The Racism Beat,” By Cord Jefferson. Medium, June 9, 2014.

For the last couple of years, I've pretty much dedicated my young career in journalism to writing about the stories, struggles and politics of Latin@s in the United States. Cord Jefferson, the author of this blog post and former editor at Gawker, has pretty much done the same thing, except geared toward African-Americans. The difficult thing about this sort of "beat" writing, as Jefferson points out, is that it's both important and uncommon work, but that it's also personal. And when something like the prevalent occurrence of racism in American society is not only part of your job, but also part of your life, this can be exhausting work.

—Crystal Kayiza focuses on the African diaspora,immigration, Black Feminist thought, and police brutality.
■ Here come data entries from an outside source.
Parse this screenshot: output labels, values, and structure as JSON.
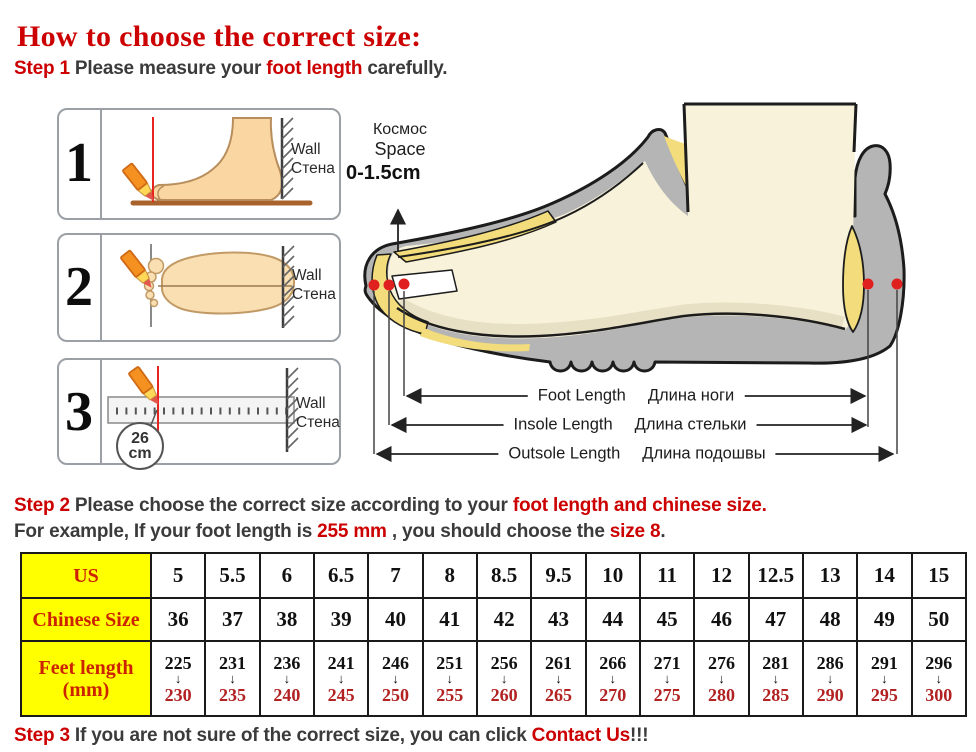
{
  "title": "How to choose the correct size:",
  "steps": {
    "step1": [
      {
        "t": "Step 1 ",
        "c": "red"
      },
      {
        "t": "Please measure your ",
        "c": "dark"
      },
      {
        "t": "foot length ",
        "c": "red"
      },
      {
        "t": "carefully.",
        "c": "dark"
      }
    ],
    "step2_line1": [
      {
        "t": "Step 2 ",
        "c": "red"
      },
      {
        "t": "Please choose the correct size according to your ",
        "c": "dark"
      },
      {
        "t": "foot length and chinese size.",
        "c": "red"
      }
    ],
    "step2_line2": [
      {
        "t": "For example, If your foot length is ",
        "c": "dark"
      },
      {
        "t": "255 mm ",
        "c": "red"
      },
      {
        "t": ", you should choose the ",
        "c": "dark"
      },
      {
        "t": "size 8",
        "c": "red"
      },
      {
        "t": ".",
        "c": "dark"
      }
    ],
    "step3": [
      {
        "t": "Step 3 ",
        "c": "red"
      },
      {
        "t": "If you are not sure of the correct size, you can click ",
        "c": "dark"
      },
      {
        "t": "Contact Us",
        "c": "red",
        "i": true
      },
      {
        "t": "!!!",
        "c": "dark"
      }
    ]
  },
  "diagram": {
    "box_numbers": [
      "1",
      "2",
      "3"
    ],
    "wall_label": {
      "en": "Wall",
      "ru": "Стена"
    },
    "space_label": {
      "ru": "Космос",
      "en": "Space",
      "value": "0-1.5cm"
    },
    "ruler_circle": [
      "26",
      "cm"
    ],
    "measurements": [
      {
        "en": "Foot Length",
        "ru": "Длина ноги"
      },
      {
        "en": "Insole Length",
        "ru": "Длина стельки"
      },
      {
        "en": "Outsole Length",
        "ru": "Длина подошвы"
      }
    ]
  },
  "size_table": {
    "arrow_glyph": "↓",
    "rows": [
      {
        "type": "plain",
        "header_lines": [
          "US"
        ],
        "values": [
          "5",
          "5.5",
          "6",
          "6.5",
          "7",
          "8",
          "8.5",
          "9.5",
          "10",
          "11",
          "12",
          "12.5",
          "13",
          "14",
          "15"
        ]
      },
      {
        "type": "plain",
        "header_lines": [
          "Chinese Size"
        ],
        "values": [
          "36",
          "37",
          "38",
          "39",
          "40",
          "41",
          "42",
          "43",
          "44",
          "45",
          "46",
          "47",
          "48",
          "49",
          "50"
        ]
      },
      {
        "type": "range",
        "header_lines": [
          "Feet length",
          "(mm)"
        ],
        "values": [
          {
            "from": "225",
            "to": "230"
          },
          {
            "from": "231",
            "to": "235"
          },
          {
            "from": "236",
            "to": "240"
          },
          {
            "from": "241",
            "to": "245"
          },
          {
            "from": "246",
            "to": "250"
          },
          {
            "from": "251",
            "to": "255"
          },
          {
            "from": "256",
            "to": "260"
          },
          {
            "from": "261",
            "to": "265"
          },
          {
            "from": "266",
            "to": "270"
          },
          {
            "from": "271",
            "to": "275"
          },
          {
            "from": "276",
            "to": "280"
          },
          {
            "from": "281",
            "to": "285"
          },
          {
            "from": "286",
            "to": "290"
          },
          {
            "from": "291",
            "to": "295"
          },
          {
            "from": "296",
            "to": "300"
          }
        ]
      }
    ]
  },
  "colors": {
    "red": "#cc0000",
    "dark": "#3b3b3b",
    "table_red": "#b22222",
    "header_red": "#cc2200",
    "yellow": "#ffff00"
  }
}
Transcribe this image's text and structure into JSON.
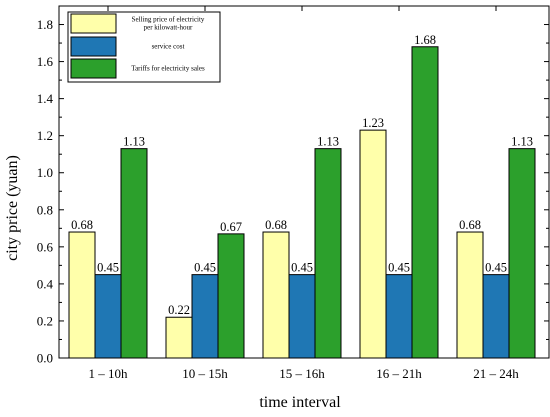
{
  "chart_data": {
    "type": "bar",
    "title": "",
    "xlabel": "time interval",
    "ylabel": "city price (yuan)",
    "ylim": [
      0,
      1.9
    ],
    "yticks": [
      0.0,
      0.2,
      0.4,
      0.6,
      0.8,
      1.0,
      1.2,
      1.4,
      1.6,
      1.8
    ],
    "ytick_labels": [
      "0.0",
      "0.2",
      "0.4",
      "0.6",
      "0.8",
      "1.0",
      "1.2",
      "1.4",
      "1.6",
      "1.8"
    ],
    "grid": false,
    "legend_position": "top-left",
    "categories": [
      "1 – 10h",
      "10 – 15h",
      "15 – 16h",
      "16 – 21h",
      "21 – 24h"
    ],
    "series": [
      {
        "name": "Selling price of electricity per kilowatt-hour",
        "name_lines": [
          "Selling price of electricity",
          "per kilowatt-hour"
        ],
        "color": "#FFFFAA",
        "values": [
          0.68,
          0.22,
          0.68,
          1.23,
          0.68
        ],
        "labels": [
          "0.68",
          "0.22",
          "0.68",
          "1.23",
          "0.68"
        ]
      },
      {
        "name": "service cost",
        "name_lines": [
          "service cost"
        ],
        "color": "#1F77B4",
        "values": [
          0.45,
          0.45,
          0.45,
          0.45,
          0.45
        ],
        "labels": [
          "0.45",
          "0.45",
          "0.45",
          "0.45",
          "0.45"
        ]
      },
      {
        "name": "Tariffs for electricity sales",
        "name_lines": [
          "Tariffs for electricity sales"
        ],
        "color": "#2CA02C",
        "values": [
          1.13,
          0.67,
          1.13,
          1.68,
          1.13
        ],
        "labels": [
          "1.13",
          "0.67",
          "1.13",
          "1.68",
          "1.13"
        ]
      }
    ]
  }
}
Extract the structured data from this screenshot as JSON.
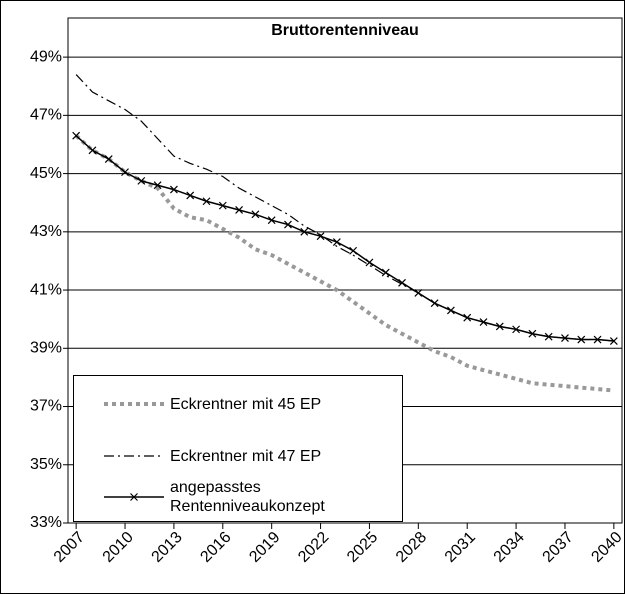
{
  "chart_data": {
    "type": "line",
    "title": "Bruttorentenniveau",
    "x": [
      2007,
      2008,
      2009,
      2010,
      2011,
      2012,
      2013,
      2014,
      2015,
      2016,
      2017,
      2018,
      2019,
      2020,
      2021,
      2022,
      2023,
      2024,
      2025,
      2026,
      2027,
      2028,
      2029,
      2030,
      2031,
      2032,
      2033,
      2034,
      2035,
      2036,
      2037,
      2038,
      2039,
      2040
    ],
    "xlim": [
      2006.5,
      2040.5
    ],
    "xticks": [
      2007,
      2010,
      2013,
      2016,
      2019,
      2022,
      2025,
      2028,
      2031,
      2034,
      2037,
      2040
    ],
    "ylim": [
      33,
      50
    ],
    "yticks": [
      {
        "value": 33,
        "label": "33%"
      },
      {
        "value": 35,
        "label": "35%"
      },
      {
        "value": 37,
        "label": "37%"
      },
      {
        "value": 39,
        "label": "39%"
      },
      {
        "value": 41,
        "label": "41%"
      },
      {
        "value": 43,
        "label": "43%"
      },
      {
        "value": 45,
        "label": "45%"
      },
      {
        "value": 47,
        "label": "47%"
      },
      {
        "value": 49,
        "label": "49%"
      }
    ],
    "grid": true,
    "legend": "lower-left",
    "series": [
      {
        "name": "Eckrentner mit 45 EP",
        "color": "#999999",
        "style": "dotted",
        "values": [
          46.3,
          45.8,
          45.5,
          45.05,
          44.75,
          44.5,
          43.8,
          43.5,
          43.4,
          43.1,
          42.8,
          42.4,
          42.2,
          41.9,
          41.6,
          41.3,
          41.0,
          40.6,
          40.2,
          39.8,
          39.5,
          39.2,
          38.9,
          38.7,
          38.4,
          38.25,
          38.1,
          37.95,
          37.8,
          37.75,
          37.7,
          37.65,
          37.6,
          37.55
        ]
      },
      {
        "name": "Eckrentner mit 47 EP",
        "color": "#000000",
        "style": "dashdot",
        "values": [
          48.4,
          47.8,
          47.5,
          47.2,
          46.8,
          46.2,
          45.6,
          45.35,
          45.15,
          44.9,
          44.5,
          44.2,
          43.9,
          43.6,
          43.2,
          42.9,
          42.5,
          42.2,
          41.85,
          41.5,
          41.2,
          40.9,
          40.55,
          40.3,
          40.05,
          39.9,
          39.75,
          39.65,
          39.5,
          39.4,
          39.35,
          39.3,
          39.3,
          39.25
        ]
      },
      {
        "name": "angepasstes Rentenniveaukonzept",
        "color": "#000000",
        "style": "solid-x",
        "values": [
          46.3,
          45.8,
          45.5,
          45.05,
          44.75,
          44.6,
          44.45,
          44.25,
          44.05,
          43.9,
          43.75,
          43.6,
          43.4,
          43.25,
          43.0,
          42.85,
          42.65,
          42.35,
          41.95,
          41.6,
          41.25,
          40.9,
          40.55,
          40.3,
          40.05,
          39.9,
          39.75,
          39.65,
          39.5,
          39.4,
          39.35,
          39.3,
          39.3,
          39.25
        ]
      }
    ]
  }
}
Why do African teams under-perform at the World Cup?” by Antoinette Muller. The Guardian, June 11, 2014.

The 2014 World Cup in Brazil has elicited immense controversy. From the marginalization of low-income communities to the monumental expenditures on infrastructure across the region, rage towards FIFA has finally matched the intense excitement for the games. But the lack of representation of the African continent within the immaculate FIFA event has gone largely unnoticed. Similar to political and economic representation on the world stage, in her article, Antoinette Muller points out that African nations are oftentimes unequal participants in the World Cup. "As a continent, Africa has 48 countries competing to get to the finals but only five places available. Europe gets 13 places. It used to be even worse, with Africa only allocated two places," writes Muller. She details many reasons for the underperformance of African nations in the World Cup, ranging from institutional corruption to bad sportsmanship. This year more than ever, the winners and losers of the games will speak volumes on the political stage. And hopefully, this time will in fact be for Africa.

—Agnes Radomski focuses on labor, mass incarceration, the war on drugs and the military industrial complex.

Ten Years a Temp: California Food Giant Highlights National Rise in Exploited Labor,” by Bill Raden and Gary Cohn. Capital & Main, May 27, 2014.

From big-box superstores like Wal-Mart to fast-food chains like Burger King and McDonalds, cases of exploitation among American workers continue to proliferate. Now temporary or "contingent" workers at California's Taylor Farms, one of the country's major salad producers, adds to this daunting trend. Two-thirds of Taylor Farm's 900 workers in the Central Valley town of Tracy work for subcontractors or are considered temporary employees. What does this mean? Low wages (employees start at the state minimum of $8 an hour), little to no job security and limited protection for worker's under labor laws. The authors exposed yet another player contributing to the American workforce's race to the bottom. As they so bluntly put it, their investigation "reveals a business model in which Taylor Farms' Spinach is treated with more respect than their workers."